W ekipie spod Jasnej Góry słabszy mecz zanotował Greg Hancock (7+2 pkt.), ale doskonałe występy Nickiego Pedersena (13+1 pkt.), Tomasza Gapińskiego (10+2 pkt.), Lee Richardsona (10 pkt.) oraz Taia Woffindena (10 pkt.) wystarczyły podopiecznym Grzegorza Dzikowskiego do odniesienia wysokiego zwycięstwa. - Pozostaje pytanie, czy to my jesteśmy tacy słabi, czy Częstochowa taka mocna. Bardzo dziękuję kibicom za doping i za przyjście na stadion oraz chciałbym przeprosić ich za to, że nie udało nam się wygrać tego meczu - dodał Hampel.

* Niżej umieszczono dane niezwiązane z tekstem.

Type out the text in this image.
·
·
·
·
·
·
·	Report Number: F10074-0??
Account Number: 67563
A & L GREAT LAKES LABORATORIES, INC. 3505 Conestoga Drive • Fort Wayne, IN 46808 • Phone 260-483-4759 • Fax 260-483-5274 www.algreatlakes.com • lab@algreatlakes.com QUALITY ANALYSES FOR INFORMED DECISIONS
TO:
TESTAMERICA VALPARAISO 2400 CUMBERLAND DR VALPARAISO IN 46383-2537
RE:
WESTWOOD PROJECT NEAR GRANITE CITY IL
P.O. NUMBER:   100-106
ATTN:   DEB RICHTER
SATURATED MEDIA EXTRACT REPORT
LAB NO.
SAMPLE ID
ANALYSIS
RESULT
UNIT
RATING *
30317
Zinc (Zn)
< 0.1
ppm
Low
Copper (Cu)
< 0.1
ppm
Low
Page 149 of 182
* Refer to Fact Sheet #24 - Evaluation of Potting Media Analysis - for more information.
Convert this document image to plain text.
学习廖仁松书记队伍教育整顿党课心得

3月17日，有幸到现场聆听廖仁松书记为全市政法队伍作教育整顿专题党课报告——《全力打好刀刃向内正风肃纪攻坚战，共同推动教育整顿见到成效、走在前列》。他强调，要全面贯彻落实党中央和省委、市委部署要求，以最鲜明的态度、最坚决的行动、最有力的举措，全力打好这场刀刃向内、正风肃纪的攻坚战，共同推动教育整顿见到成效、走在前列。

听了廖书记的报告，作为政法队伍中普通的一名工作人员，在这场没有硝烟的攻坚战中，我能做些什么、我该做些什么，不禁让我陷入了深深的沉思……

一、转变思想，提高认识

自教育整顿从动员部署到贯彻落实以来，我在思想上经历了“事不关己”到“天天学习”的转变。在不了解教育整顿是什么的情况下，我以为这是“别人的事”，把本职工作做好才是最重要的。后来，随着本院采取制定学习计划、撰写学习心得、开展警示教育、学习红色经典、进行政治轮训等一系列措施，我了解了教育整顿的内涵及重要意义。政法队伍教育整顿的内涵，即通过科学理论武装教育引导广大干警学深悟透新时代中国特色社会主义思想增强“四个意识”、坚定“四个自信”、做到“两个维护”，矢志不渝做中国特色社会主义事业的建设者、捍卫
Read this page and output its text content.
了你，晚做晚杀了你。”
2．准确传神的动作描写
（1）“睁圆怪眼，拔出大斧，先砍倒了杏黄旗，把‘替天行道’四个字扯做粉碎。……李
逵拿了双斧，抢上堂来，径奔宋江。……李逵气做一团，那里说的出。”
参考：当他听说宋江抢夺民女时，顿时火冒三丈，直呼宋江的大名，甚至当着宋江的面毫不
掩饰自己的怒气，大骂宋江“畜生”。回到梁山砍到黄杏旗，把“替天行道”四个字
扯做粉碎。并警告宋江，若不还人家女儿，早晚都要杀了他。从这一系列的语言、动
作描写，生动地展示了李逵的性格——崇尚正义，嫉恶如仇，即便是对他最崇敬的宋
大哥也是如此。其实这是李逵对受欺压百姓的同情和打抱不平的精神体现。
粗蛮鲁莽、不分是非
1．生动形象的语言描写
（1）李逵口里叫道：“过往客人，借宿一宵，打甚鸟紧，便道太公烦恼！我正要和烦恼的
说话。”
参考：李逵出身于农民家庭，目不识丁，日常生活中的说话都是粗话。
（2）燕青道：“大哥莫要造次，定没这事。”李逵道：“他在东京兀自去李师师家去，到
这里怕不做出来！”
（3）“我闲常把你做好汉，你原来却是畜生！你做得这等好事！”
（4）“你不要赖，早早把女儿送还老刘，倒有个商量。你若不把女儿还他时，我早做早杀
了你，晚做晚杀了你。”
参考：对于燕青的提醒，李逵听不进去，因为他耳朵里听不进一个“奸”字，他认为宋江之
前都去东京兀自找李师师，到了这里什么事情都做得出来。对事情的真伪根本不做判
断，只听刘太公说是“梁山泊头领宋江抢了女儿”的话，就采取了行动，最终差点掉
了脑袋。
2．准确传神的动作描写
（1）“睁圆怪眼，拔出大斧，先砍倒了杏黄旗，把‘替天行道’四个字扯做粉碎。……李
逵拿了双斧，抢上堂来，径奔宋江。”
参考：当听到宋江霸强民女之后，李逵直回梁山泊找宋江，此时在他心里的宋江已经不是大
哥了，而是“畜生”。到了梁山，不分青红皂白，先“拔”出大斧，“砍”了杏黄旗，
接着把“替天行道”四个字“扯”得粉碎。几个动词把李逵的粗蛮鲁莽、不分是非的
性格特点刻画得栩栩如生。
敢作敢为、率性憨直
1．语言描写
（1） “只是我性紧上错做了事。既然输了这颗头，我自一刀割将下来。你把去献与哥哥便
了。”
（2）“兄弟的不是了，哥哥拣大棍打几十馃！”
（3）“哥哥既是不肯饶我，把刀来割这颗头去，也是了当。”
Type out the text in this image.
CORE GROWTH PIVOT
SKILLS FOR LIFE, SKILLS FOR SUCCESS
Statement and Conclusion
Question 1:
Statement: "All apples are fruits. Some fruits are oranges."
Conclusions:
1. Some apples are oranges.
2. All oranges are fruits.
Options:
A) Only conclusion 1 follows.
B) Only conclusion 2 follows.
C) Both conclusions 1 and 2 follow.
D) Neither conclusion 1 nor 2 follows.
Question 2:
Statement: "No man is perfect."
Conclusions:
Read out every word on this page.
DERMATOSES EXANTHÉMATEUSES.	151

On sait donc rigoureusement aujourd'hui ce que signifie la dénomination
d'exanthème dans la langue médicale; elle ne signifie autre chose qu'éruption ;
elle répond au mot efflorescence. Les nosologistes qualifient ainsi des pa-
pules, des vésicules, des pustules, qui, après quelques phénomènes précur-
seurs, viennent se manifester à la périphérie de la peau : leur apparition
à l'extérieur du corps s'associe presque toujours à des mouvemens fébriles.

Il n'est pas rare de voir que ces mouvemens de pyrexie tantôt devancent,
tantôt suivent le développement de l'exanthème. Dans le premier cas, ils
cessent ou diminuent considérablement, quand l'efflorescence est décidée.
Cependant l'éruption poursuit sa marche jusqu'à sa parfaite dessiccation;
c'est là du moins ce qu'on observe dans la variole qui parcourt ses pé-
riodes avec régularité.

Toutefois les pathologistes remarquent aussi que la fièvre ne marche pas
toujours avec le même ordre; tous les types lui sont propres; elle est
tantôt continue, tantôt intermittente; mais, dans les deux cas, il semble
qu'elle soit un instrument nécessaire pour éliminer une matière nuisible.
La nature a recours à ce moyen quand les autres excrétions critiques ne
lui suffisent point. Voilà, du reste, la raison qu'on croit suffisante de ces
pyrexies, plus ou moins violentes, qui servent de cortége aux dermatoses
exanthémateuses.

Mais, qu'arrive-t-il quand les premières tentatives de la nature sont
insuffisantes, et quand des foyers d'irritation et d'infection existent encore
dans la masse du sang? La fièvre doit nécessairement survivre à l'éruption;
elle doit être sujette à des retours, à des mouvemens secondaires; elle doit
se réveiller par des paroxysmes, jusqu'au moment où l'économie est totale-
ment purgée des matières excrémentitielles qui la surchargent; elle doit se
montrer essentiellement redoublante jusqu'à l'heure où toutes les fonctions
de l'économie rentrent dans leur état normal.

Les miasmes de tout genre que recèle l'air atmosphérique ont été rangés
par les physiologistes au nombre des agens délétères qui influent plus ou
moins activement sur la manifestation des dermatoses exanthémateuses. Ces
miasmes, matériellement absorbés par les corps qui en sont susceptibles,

Pomimo dotkliwej porażki przed własną publicznością, Byki wciąż zachowują realne szanse na awans do półfinału play-off jako tzw. szczęśliwy przegrany. Jest tak za sprawą tego, że żadnemu z gospodarzy niedzielnych spotkań nie udało się odnieść zwycięstwa. - Zobaczymy, jak się poukładają pozostałe mecze i na ile będziemy w stanie powalczyć w rewanżu Częstochowie. Teoretycznie jednak jesteśmy na straconej pozycji - kontynuował "Mały".
Wbrew krążącym opiniom, tor na niedzielne zawody został przygotowany zgodnie z sugestiami leszczyńskich zawodników. - Jeśli chodzi o przygotowanie toru, to wszystko było w porządku i został on przygotowany tak jak chcieliśmy - zakończył Hampel.